Kaleka nahm ihm die Entscheidung ab. Sie kam zu ihm, nahm seine Hand und zog ihn zum Bett. „Ich bin die Ältere, also ist es angemessen, dass Ihr mit mir beginnt.“
Kaleka war nicht nur die Ältere. Sie war auch mit absoluter Sicherheit keine Jungfrau mehr. Nicht, dass Inagoro das überhaupt noch erwartet hätte.

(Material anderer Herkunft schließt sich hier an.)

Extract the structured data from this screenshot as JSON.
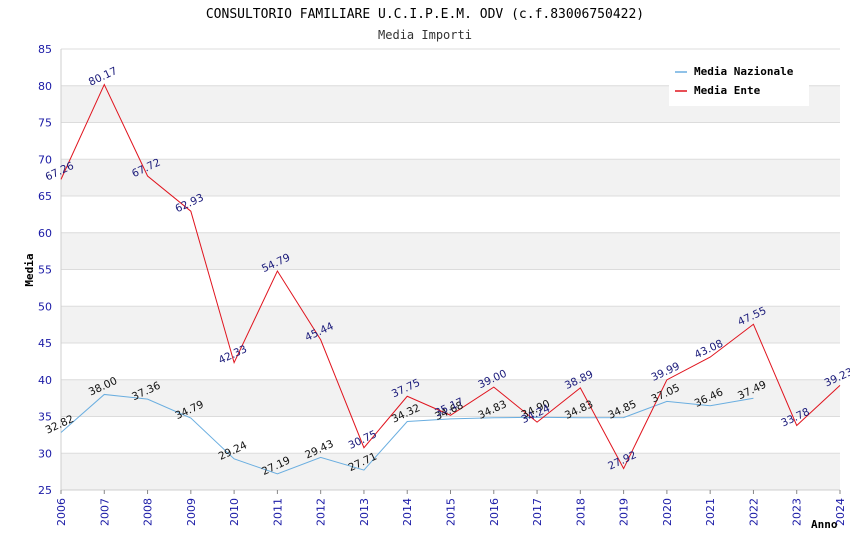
{
  "chart_data": {
    "type": "line",
    "title": "CONSULTORIO FAMILIARE U.C.I.P.E.M. ODV (c.f.83006750422)",
    "subtitle": "Media Importi",
    "xlabel": "Anno",
    "ylabel": "Media",
    "ylim": [
      25,
      85
    ],
    "yticks": [
      25,
      30,
      35,
      40,
      45,
      50,
      55,
      60,
      65,
      70,
      75,
      80,
      85
    ],
    "categories": [
      "2006",
      "2007",
      "2008",
      "2009",
      "2010",
      "2011",
      "2012",
      "2013",
      "2014",
      "2015",
      "2016",
      "2017",
      "2018",
      "2019",
      "2020",
      "2021",
      "2022",
      "2023",
      "2024"
    ],
    "series": [
      {
        "name": "Media Nazionale",
        "color": "#6aaee0",
        "values": [
          32.82,
          38.0,
          37.36,
          34.79,
          29.24,
          27.19,
          29.43,
          27.71,
          34.32,
          34.68,
          34.83,
          34.9,
          34.83,
          34.85,
          37.05,
          36.46,
          37.49,
          null,
          null
        ],
        "labels": [
          "32.82",
          "38.00",
          "37.36",
          "34.79",
          "29.24",
          "27.19",
          "29.43",
          "27.71",
          "34.32",
          "34.68",
          "34.83",
          "34.90",
          "34.83",
          "34.85",
          "37.05",
          "36.46",
          "37.49",
          "",
          ""
        ]
      },
      {
        "name": "Media Ente",
        "color": "#e0141e",
        "values": [
          67.26,
          80.17,
          67.72,
          62.93,
          42.33,
          54.79,
          45.44,
          30.75,
          37.75,
          35.17,
          39.0,
          34.24,
          38.89,
          27.92,
          39.99,
          43.08,
          47.55,
          33.78,
          39.23
        ],
        "labels": [
          "67.26",
          "80.17",
          "67.72",
          "62.93",
          "42.33",
          "54.79",
          "45.44",
          "30.75",
          "37.75",
          "35.17",
          "39.00",
          "34.24",
          "38.89",
          "27.92",
          "39.99",
          "43.08",
          "47.55",
          "33.78",
          "39.23"
        ]
      }
    ],
    "legend": "top-right",
    "grid": true
  }
}
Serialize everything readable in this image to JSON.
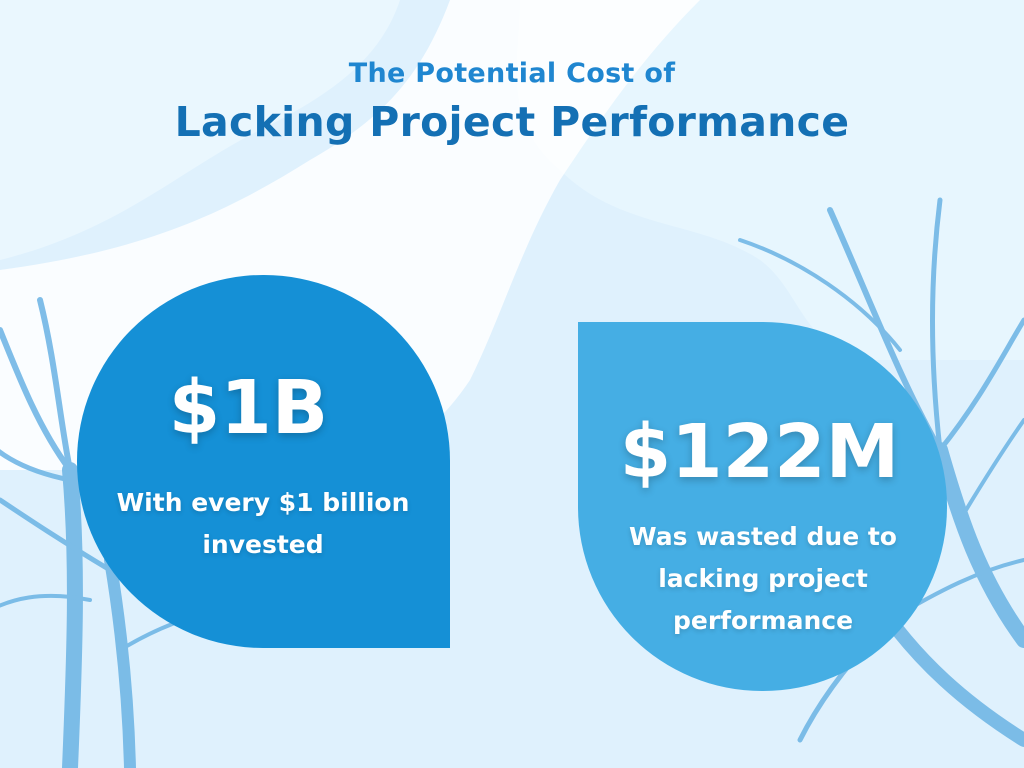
{
  "header": {
    "subtitle": "The Potential Cost of",
    "title": "Lacking Project Performance"
  },
  "cards": [
    {
      "stat": "$1B",
      "desc_lines": [
        "With every $1 billion",
        "invested"
      ],
      "color": "#1590d6"
    },
    {
      "stat": "$122M",
      "desc_lines": [
        "Was wasted due to",
        "lacking project",
        "performance"
      ],
      "color": "#45aee4"
    }
  ],
  "colors": {
    "background": "#dff1fd",
    "title_small": "#1f86d0",
    "title_large": "#1470b4",
    "decor_leaves": "#6ab3e4"
  }
}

Aber wäre nur diese Frau zu ihm geschickt worden, dann hätte er das als Beleidigung und offene Kriegserklärung des Herrn der Grauen Schluchten werten müssen.

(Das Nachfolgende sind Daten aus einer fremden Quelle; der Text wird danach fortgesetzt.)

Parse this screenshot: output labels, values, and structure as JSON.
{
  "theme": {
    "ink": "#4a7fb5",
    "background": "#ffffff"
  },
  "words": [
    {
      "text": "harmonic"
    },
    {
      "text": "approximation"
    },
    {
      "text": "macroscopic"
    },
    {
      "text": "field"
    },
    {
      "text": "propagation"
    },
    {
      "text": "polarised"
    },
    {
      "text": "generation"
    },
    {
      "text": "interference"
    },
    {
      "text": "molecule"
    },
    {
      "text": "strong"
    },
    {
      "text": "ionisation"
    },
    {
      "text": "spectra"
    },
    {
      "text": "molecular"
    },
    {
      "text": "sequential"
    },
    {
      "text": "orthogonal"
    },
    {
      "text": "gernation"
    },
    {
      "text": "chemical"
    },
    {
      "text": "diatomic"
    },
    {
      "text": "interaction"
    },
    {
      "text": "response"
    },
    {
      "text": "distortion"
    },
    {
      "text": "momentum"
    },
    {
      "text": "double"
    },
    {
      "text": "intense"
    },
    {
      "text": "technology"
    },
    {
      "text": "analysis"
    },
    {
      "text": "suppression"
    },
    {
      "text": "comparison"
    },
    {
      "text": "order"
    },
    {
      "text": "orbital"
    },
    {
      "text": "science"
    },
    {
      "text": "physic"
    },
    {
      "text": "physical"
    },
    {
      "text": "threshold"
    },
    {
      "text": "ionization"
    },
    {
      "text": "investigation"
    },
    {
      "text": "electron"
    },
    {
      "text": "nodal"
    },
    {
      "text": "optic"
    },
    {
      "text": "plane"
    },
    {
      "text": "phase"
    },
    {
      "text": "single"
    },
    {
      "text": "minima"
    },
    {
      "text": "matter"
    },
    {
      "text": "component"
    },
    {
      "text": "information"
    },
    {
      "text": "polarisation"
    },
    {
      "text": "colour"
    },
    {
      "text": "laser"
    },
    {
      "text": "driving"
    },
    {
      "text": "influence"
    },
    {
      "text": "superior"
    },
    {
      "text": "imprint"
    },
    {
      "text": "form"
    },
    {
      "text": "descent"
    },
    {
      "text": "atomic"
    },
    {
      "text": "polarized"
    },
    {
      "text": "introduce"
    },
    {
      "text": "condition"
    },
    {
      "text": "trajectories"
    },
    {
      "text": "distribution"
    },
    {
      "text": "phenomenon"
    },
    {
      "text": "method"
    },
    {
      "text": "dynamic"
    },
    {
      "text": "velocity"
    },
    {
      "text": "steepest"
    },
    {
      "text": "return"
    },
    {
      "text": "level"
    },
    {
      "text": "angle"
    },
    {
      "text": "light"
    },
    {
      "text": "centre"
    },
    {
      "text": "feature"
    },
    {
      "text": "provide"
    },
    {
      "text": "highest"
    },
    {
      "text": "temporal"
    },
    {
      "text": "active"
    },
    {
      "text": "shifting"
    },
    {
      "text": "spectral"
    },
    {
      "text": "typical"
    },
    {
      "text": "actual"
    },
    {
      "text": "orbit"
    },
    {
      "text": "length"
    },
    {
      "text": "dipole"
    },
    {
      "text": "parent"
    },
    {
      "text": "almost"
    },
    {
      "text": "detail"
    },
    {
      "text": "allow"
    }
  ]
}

Immerhin war sie geschickt wie die Sklavinnen, die ihn bislang in den Nächten verwöhnt hatten. Schon nach wenigen Berührungen dachte er nicht mehr an den Herrn der Grauen Schluchten. Er dachte überhaupt nichts mehr. Und als sie mit ihm fertig war, war er müde und erschöpft genug, um ihre jüngere Schwester nur noch in einem sanften, fast traumartigen Nachspiel zu beglücken, bevor er endgültig einschlief.
Es war das erste und zugleich einzige Mal, dass er Kaleka beiwohnte. In den Nächten danach verzichtete Kikina auf den Schutz ihrer älteren Schwester. Und kaum einen Mond später war sie schwanger. Inagoro war maßlos erleichtert, dass er fortan den Sommerharem weitgehend meiden konnte.